But particularly if Republicans worry they will take the blame for rising premiums this year ― a very real possibility, given that polls show most Americans now hold Republicans responsible for management of the health care system ― GOP leaders could pass the Alexander-Murray proposal, or something like it, by attaching it to larger, must-pass legislation. The spending bill that Congress will have to approve in December, in order to keep the government running, is the obvious candidate for this.

That makes the bill’s show of support important ― particularly because it represents not just both parties but also different factions within the parties. Among the co-sponsors are mainstream conservatives such as Sens. Richard Burr (R-N.C.), Johnny Isakson (R-Ga.) and Mike Rounds (R-S.D.), as well as relative moderates like Susan Collins (R-Maine), John McCain (R-Ariz.) and Lisa Murkowski (R-Alaska).

The co-sponsors from the Democratic caucus include members representing a similarly wide ideological spectrum ― with relatively liberal senators, like Tammy Baldwin (D-Wis.) and Al Franken (D-Minn.), along with relative moderates such as Heidi Heitkamp (D-N.D.), Angus King (I-Maine) and Joe Manchin (D-W.Va.).

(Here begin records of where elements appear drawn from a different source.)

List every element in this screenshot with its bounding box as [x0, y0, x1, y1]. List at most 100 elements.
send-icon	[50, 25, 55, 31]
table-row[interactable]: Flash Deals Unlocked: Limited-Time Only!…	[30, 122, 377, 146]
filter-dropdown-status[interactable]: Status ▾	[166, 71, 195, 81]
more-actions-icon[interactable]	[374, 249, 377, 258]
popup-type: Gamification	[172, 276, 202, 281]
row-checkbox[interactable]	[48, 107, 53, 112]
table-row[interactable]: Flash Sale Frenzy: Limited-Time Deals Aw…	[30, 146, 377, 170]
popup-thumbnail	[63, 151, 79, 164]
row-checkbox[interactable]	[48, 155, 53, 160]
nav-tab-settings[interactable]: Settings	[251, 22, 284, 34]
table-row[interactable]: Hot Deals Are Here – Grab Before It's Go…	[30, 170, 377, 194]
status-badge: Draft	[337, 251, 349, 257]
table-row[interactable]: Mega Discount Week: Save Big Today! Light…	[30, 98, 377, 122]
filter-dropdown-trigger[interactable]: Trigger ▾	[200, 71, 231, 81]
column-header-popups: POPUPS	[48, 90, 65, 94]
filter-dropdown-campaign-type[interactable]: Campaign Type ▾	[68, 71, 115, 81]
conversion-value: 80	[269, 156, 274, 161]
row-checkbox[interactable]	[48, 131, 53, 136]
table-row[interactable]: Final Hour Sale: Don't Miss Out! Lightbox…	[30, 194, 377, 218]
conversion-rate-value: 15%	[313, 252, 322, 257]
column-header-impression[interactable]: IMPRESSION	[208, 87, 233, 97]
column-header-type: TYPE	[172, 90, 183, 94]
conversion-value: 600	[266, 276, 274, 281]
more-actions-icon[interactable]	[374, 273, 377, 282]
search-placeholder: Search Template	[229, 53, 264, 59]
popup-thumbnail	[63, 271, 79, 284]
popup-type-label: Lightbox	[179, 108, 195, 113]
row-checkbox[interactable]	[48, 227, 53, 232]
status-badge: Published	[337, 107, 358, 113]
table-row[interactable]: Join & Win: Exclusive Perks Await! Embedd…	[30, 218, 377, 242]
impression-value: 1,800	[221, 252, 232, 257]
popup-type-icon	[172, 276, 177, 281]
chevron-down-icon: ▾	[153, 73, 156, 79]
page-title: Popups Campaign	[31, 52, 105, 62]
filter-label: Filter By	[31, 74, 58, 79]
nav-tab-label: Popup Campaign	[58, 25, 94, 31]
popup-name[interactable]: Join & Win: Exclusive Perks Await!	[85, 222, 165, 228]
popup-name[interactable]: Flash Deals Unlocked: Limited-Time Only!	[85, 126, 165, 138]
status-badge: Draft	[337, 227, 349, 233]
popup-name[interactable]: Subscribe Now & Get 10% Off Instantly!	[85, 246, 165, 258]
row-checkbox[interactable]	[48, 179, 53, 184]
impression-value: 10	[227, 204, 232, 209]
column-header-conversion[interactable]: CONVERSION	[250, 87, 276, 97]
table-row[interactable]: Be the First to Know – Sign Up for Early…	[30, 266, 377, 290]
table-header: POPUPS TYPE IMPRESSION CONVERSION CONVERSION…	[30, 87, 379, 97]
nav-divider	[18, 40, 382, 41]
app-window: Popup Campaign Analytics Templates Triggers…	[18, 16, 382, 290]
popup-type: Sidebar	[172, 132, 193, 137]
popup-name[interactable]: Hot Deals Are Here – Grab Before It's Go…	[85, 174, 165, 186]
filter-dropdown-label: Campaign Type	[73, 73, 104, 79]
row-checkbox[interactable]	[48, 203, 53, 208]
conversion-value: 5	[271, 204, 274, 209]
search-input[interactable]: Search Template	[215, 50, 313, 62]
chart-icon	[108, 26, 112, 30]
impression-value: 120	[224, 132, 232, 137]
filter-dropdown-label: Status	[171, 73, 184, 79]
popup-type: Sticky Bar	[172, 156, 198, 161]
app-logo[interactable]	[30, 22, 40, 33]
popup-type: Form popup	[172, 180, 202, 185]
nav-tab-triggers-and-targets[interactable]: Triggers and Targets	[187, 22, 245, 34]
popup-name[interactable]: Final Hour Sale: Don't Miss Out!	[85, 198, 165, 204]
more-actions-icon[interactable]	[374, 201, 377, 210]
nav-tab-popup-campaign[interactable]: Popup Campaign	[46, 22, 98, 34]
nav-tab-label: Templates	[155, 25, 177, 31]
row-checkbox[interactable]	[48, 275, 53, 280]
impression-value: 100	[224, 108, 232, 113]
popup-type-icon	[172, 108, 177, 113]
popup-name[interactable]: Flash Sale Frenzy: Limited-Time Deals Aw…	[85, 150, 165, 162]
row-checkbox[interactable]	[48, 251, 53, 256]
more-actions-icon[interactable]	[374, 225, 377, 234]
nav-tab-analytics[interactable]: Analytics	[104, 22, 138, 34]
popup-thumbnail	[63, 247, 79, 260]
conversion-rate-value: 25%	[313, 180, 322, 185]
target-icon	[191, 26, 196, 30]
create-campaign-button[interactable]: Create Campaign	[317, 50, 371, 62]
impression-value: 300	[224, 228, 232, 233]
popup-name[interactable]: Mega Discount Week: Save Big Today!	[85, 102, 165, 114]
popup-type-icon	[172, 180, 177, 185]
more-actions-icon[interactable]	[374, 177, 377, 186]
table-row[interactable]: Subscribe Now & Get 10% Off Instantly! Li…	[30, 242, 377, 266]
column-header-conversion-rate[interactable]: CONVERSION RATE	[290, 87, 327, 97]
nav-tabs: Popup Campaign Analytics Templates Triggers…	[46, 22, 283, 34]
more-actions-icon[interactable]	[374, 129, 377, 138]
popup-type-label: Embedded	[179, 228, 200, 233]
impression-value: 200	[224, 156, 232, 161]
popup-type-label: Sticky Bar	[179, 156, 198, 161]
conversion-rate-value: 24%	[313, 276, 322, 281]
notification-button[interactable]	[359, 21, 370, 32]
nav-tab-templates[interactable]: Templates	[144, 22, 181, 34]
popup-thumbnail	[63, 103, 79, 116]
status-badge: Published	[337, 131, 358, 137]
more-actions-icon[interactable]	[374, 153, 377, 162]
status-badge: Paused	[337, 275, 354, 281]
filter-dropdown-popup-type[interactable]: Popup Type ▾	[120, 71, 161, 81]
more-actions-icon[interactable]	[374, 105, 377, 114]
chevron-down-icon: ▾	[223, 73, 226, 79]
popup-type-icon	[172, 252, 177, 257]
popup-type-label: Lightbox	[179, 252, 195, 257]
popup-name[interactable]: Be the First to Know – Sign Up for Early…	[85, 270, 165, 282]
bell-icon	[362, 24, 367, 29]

Alexander and Murray are also drawing support from beyond Capitol Hill. A bipartisan group of 10 governors, including three Republicans and one Republican-turned-independent, on Wednesday issued a letter supporting the proposal. Also on board are a wide array of health care organizations ― all of whom, like most of those governors, had strongly opposed repeal legislation when it came up earlier this year.

Perhaps the most interesting comments of the day actually came from one of those Republican co-sponsors: Murkowski, who spoke immediately after Alexander and Murray and praised the pair for their cooperation. “It’s not only good from a policy perspective,” she said, “it’s good from the perspective of the health of our institution.” 

Back in July, Murkowski was one of three Republicans to vote against repeal legislation the Senate was considering, thereby preventing its passage. One of her big objections was the process that led to the vote ― a rush to craft a bill without formal hearings or deliberation, or any serious attempt to win bipartisan support.

On Thursday, Murkowski didn’t say explicitly that she viewed the Alexander-Murray proposal as a better way to legislate. But the point was clear enough.